Tutt’altra cosa è il problema della medicalizzazione ingiustificata; qui viene fatto a bella posta tutto un fascio tra autismo – arbitrariamente diviso in “autismo vero” e altri disturbi dello spettro autistico – e disturbi diversissimi e di ben altro genere come disturbo bipolare dell’infanzia o da deficit di attenzione, e il rischio – che certo esiste e va combattuto – di medicalizzazione ingiustificata o di creazione ingiustificata di nuove sindromi per comportamenti indesiderati nei bambini. In questo modo non si aiuta una giusta causa di difesa dalla ipermedicalizzazione, ma si aumenta la confusione e la disinformazione dilaganti.

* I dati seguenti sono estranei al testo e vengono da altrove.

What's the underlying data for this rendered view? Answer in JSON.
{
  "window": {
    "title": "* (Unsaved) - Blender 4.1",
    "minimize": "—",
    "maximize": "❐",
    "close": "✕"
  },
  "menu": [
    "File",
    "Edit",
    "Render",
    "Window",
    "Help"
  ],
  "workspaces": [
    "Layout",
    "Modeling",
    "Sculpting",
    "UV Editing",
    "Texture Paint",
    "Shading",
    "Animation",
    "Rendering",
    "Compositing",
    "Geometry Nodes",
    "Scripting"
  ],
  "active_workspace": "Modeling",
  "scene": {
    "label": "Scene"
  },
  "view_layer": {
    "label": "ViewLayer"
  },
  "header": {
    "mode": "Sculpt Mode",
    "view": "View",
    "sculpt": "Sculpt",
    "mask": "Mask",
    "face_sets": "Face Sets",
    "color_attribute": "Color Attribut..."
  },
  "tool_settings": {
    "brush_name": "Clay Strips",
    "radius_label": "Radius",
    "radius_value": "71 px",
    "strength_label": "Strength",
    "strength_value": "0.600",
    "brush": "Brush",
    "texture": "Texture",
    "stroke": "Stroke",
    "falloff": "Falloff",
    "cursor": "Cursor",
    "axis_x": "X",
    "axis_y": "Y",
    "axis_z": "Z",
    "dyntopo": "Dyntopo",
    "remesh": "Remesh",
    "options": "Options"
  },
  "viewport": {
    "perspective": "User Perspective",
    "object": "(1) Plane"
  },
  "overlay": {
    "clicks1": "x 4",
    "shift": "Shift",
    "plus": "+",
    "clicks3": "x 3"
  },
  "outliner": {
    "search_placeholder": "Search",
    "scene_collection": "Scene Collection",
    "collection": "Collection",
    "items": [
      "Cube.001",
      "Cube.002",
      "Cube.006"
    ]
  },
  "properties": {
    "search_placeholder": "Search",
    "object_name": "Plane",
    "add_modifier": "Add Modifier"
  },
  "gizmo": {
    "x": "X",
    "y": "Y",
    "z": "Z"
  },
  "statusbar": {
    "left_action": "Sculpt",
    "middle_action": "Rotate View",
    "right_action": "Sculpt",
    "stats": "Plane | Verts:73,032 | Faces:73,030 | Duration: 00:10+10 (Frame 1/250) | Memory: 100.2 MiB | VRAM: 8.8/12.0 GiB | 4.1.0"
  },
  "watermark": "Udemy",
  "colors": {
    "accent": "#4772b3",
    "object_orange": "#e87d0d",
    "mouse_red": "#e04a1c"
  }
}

Anche le tue considerazioni sono parziali. Molti altri studi su Pub mer hanno confermato la relazione tra vaccini e autismo (il problema sono gli adiuvanti) per il tramite intestinale. Guardali, sono altrettanto credibili. Lo spettro psicopatologico per l’autismo è una categoria arbitraria fatta su base statistica e non concettuale. Gli psicologi hanno abdicato alle loro competenze di fronte alla lobby psichiatrica Americana, che da anni stabilisce norme diagnostiche discutibili e semplificanti. Il cuore del discorso è épigenetico non genetico.